Wednesday 15 May Rome
13 hours later, we have arrived at Rome Airport. Actually, we arrived in Hong Kong 1 hour early, so our plane was supposed to leave 4 hours later, but it was delayed an hour so we had a 5 hour layover
 . Hurrah for the business lounge where we could lie down in relative comfort. Then the 14 hour flight which left at 1.30am. Now we have succeeded in getting ourselves to the wrong terminal and ordering cafe latte which is woefully tepid instead of caffe caldo which is hot but black. However my 4 pages of Italian on the fridge door have saved me from a tirade of abuse from the Italian gentleman who tore an Aussie woman to shreds for ordering in Strine. So I plunged into my best rehearsed fridge Italian which sent him into paroxysms of praise. Peter has realised that he is entirely at my mercy except for the Malta reprieve. He has learned Grazie though which will stand him on good stead.  Thanks for the entrata and uschita tip off Mark. We hit it as soon as we landed and wouldn't have known whether we were coming or going. It is very cold and wet today. Let's see if Palermo can do better.


Tuesday 14 May 2019

Tuesday 14th May Hong Kong
We are now reclining in the luxurious Cathay Pacific Lounge in Hong Kong after a superb flight of 10 instead of 11 hours. Nice though it is to have clipped an hour off the flight time,  it just means a 4 hour wait for the flight to Rome rather than the scheduled 3 hours. I am certainly not tempted to go airport shopping to acquire Hong Kong junk to up my baggage weight. Business Class with this airline has surpassed our experiences last year with Air NZ and Lufthansa. VERY COMFORTABLE. Not that either of us slept but that was more because of the 1.15pm departure. We'll see what happens for the next leg which is 13 hours.
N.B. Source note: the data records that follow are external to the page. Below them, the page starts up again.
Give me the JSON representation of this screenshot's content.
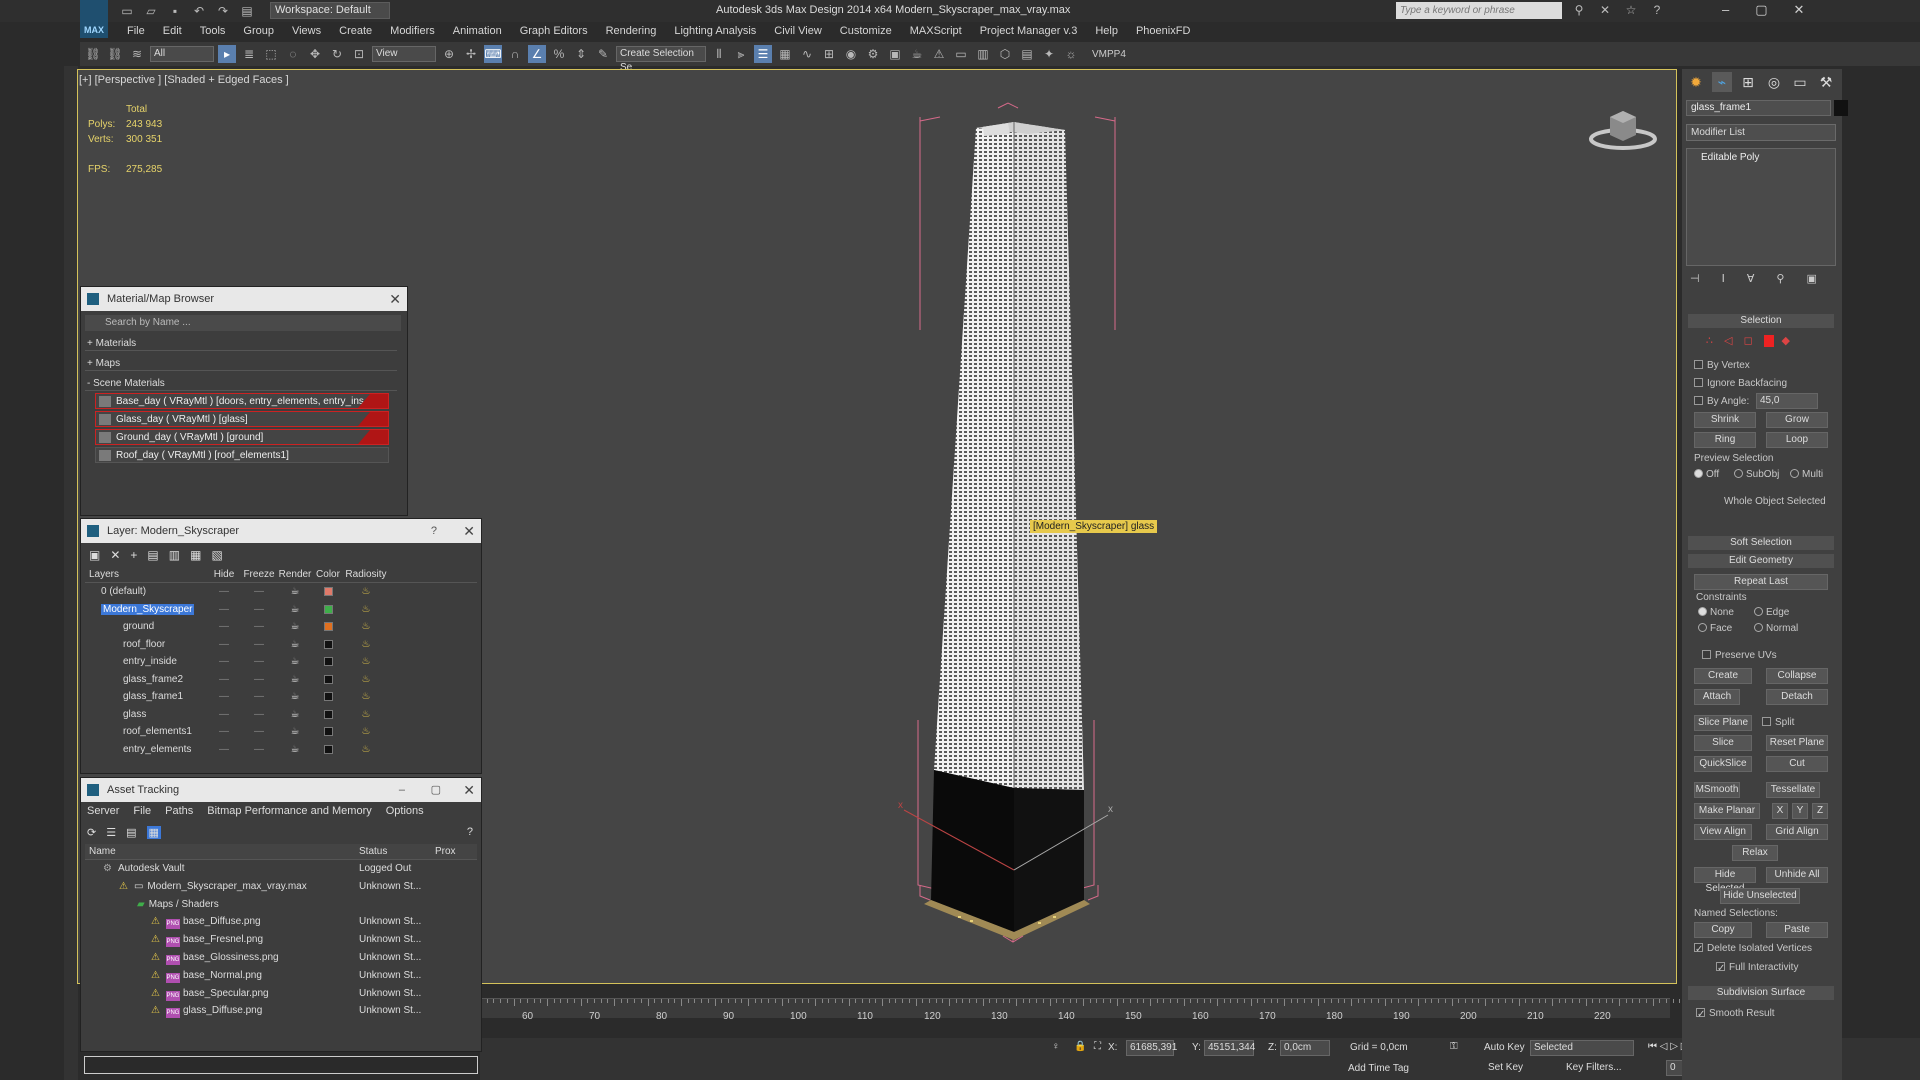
{
  "window": {
    "title": "Autodesk 3ds Max Design 2014 x64     Modern_Skyscraper_max_vray.max",
    "workspace": "Workspace: Default",
    "search_placeholder": "Type a keyword or phrase"
  },
  "menu": [
    "File",
    "Edit",
    "Tools",
    "Group",
    "Views",
    "Create",
    "Modifiers",
    "Animation",
    "Graph Editors",
    "Rendering",
    "Lighting Analysis",
    "Civil View",
    "Customize",
    "MAXScript",
    "Project Manager v.3",
    "Help",
    "PhoenixFD"
  ],
  "toolbar": {
    "filter": "All",
    "ref_coord": "View",
    "selection_set": "Create Selection Se",
    "plugin": "VMPP4"
  },
  "viewport": {
    "label": "[+] [Perspective ] [Shaded + Edged Faces ]",
    "stats": {
      "header": "Total",
      "polys_label": "Polys:",
      "polys": "243 943",
      "verts_label": "Verts:",
      "verts": "300 351",
      "fps_label": "FPS:",
      "fps": "275,285"
    },
    "tooltip": "[Modern_Skyscraper] glass"
  },
  "material_browser": {
    "title": "Material/Map Browser",
    "search": "Search by Name ...",
    "categories": [
      "+ Materials",
      "+ Maps",
      "- Scene Materials"
    ],
    "items": [
      {
        "label": "Base_day  ( VRayMtl ) [doors, entry_elements, entry_ins..."
      },
      {
        "label": "Glass_day  ( VRayMtl ) [glass]"
      },
      {
        "label": "Ground_day  ( VRayMtl ) [ground]"
      },
      {
        "label": "Roof_day  ( VRayMtl ) [roof_elements1]"
      }
    ]
  },
  "layer_manager": {
    "title": "Layer: Modern_Skyscraper",
    "help": "?",
    "columns": [
      "Layers",
      "Hide",
      "Freeze",
      "Render",
      "Color",
      "Radiosity"
    ],
    "rows": [
      {
        "name": "0 (default)",
        "color": "#e07a6a"
      },
      {
        "name": "Modern_Skyscraper",
        "color": "#3fae4a"
      },
      {
        "name": "ground",
        "color": "#e07020"
      },
      {
        "name": "roof_floor",
        "color": "#111111"
      },
      {
        "name": "entry_inside",
        "color": "#111111"
      },
      {
        "name": "glass_frame2",
        "color": "#111111"
      },
      {
        "name": "glass_frame1",
        "color": "#111111"
      },
      {
        "name": "glass",
        "color": "#111111"
      },
      {
        "name": "roof_elements1",
        "color": "#111111"
      },
      {
        "name": "entry_elements",
        "color": "#111111"
      }
    ]
  },
  "asset_tracking": {
    "title": "Asset Tracking",
    "menu": [
      "Server",
      "File",
      "Paths",
      "Bitmap Performance and Memory",
      "Options"
    ],
    "columns": [
      "Name",
      "Status",
      "Prox"
    ],
    "rows": [
      {
        "name": "Autodesk Vault",
        "status": "Logged Out"
      },
      {
        "name": "Modern_Skyscraper_max_vray.max",
        "status": "Unknown St..."
      },
      {
        "name": "Maps / Shaders",
        "status": ""
      },
      {
        "name": "base_Diffuse.png",
        "status": "Unknown St..."
      },
      {
        "name": "base_Fresnel.png",
        "status": "Unknown St..."
      },
      {
        "name": "base_Glossiness.png",
        "status": "Unknown St..."
      },
      {
        "name": "base_Normal.png",
        "status": "Unknown St..."
      },
      {
        "name": "base_Specular.png",
        "status": "Unknown St..."
      },
      {
        "name": "glass_Diffuse.png",
        "status": "Unknown St..."
      }
    ]
  },
  "command_panel": {
    "object_name": "glass_frame1",
    "modifier_list": "Modifier List",
    "stack_item": "Editable Poly",
    "selection": {
      "title": "Selection",
      "by_vertex": "By Vertex",
      "ignore_backfacing": "Ignore Backfacing",
      "by_angle": "By Angle:",
      "angle": "45,0",
      "shrink": "Shrink",
      "grow": "Grow",
      "ring": "Ring",
      "loop": "Loop",
      "preview": "Preview Selection",
      "preview_off": "Off",
      "preview_subobj": "SubObj",
      "preview_multi": "Multi",
      "status": "Whole Object Selected"
    },
    "soft_selection": "Soft Selection",
    "edit_geometry": {
      "title": "Edit Geometry",
      "repeat_last": "Repeat Last",
      "constraints": "Constraints",
      "none": "None",
      "edge": "Edge",
      "face": "Face",
      "normal": "Normal",
      "preserve_uvs": "Preserve UVs",
      "create": "Create",
      "collapse": "Collapse",
      "attach": "Attach",
      "detach": "Detach",
      "slice_plane": "Slice Plane",
      "split": "Split",
      "slice": "Slice",
      "reset_plane": "Reset Plane",
      "quickslice": "QuickSlice",
      "cut": "Cut",
      "msmooth": "MSmooth",
      "tessellate": "Tessellate",
      "make_planar": "Make Planar",
      "x": "X",
      "y": "Y",
      "z": "Z",
      "view_align": "View Align",
      "grid_align": "Grid Align",
      "relax": "Relax",
      "hide_selected": "Hide Selected",
      "unhide_all": "Unhide All",
      "hide_unselected": "Hide Unselected",
      "named_selections": "Named Selections:",
      "copy": "Copy",
      "paste": "Paste",
      "delete_isolated": "Delete Isolated Vertices",
      "full_interactivity": "Full Interactivity"
    },
    "subdivision": {
      "title": "Subdivision Surface",
      "smooth_result": "Smooth Result"
    }
  },
  "timeline": {
    "ticks": [
      "60",
      "70",
      "80",
      "90",
      "100",
      "110",
      "120",
      "130",
      "140",
      "150",
      "160",
      "170",
      "180",
      "190",
      "200",
      "210",
      "220"
    ]
  },
  "statusbar": {
    "x_label": "X:",
    "x": "61685,391",
    "y_label": "Y:",
    "y": "45151,344",
    "z_label": "Z:",
    "z": "0,0cm",
    "grid": "Grid = 0,0cm",
    "auto_key": "Auto Key",
    "key_mode": "Selected",
    "set_key": "Set Key",
    "key_filters": "Key Filters...",
    "add_time_tag": "Add Time Tag",
    "frame": "0"
  }
}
Peter had a flight attendant who fell for him big time. Even brought him bowls of salted caramel popcorn . He had this experience in Shanghai when all the young girls mistook him for Kenny Gee and queued to get their photos with him. He did not reveal his true identity, I noticed.

Wednesday 8 May 2019

Thursday 9 May 2019 - The Italian Job
This post is a test drive 5 days before departure to make sure a) I can master the technology and b) you can receive it.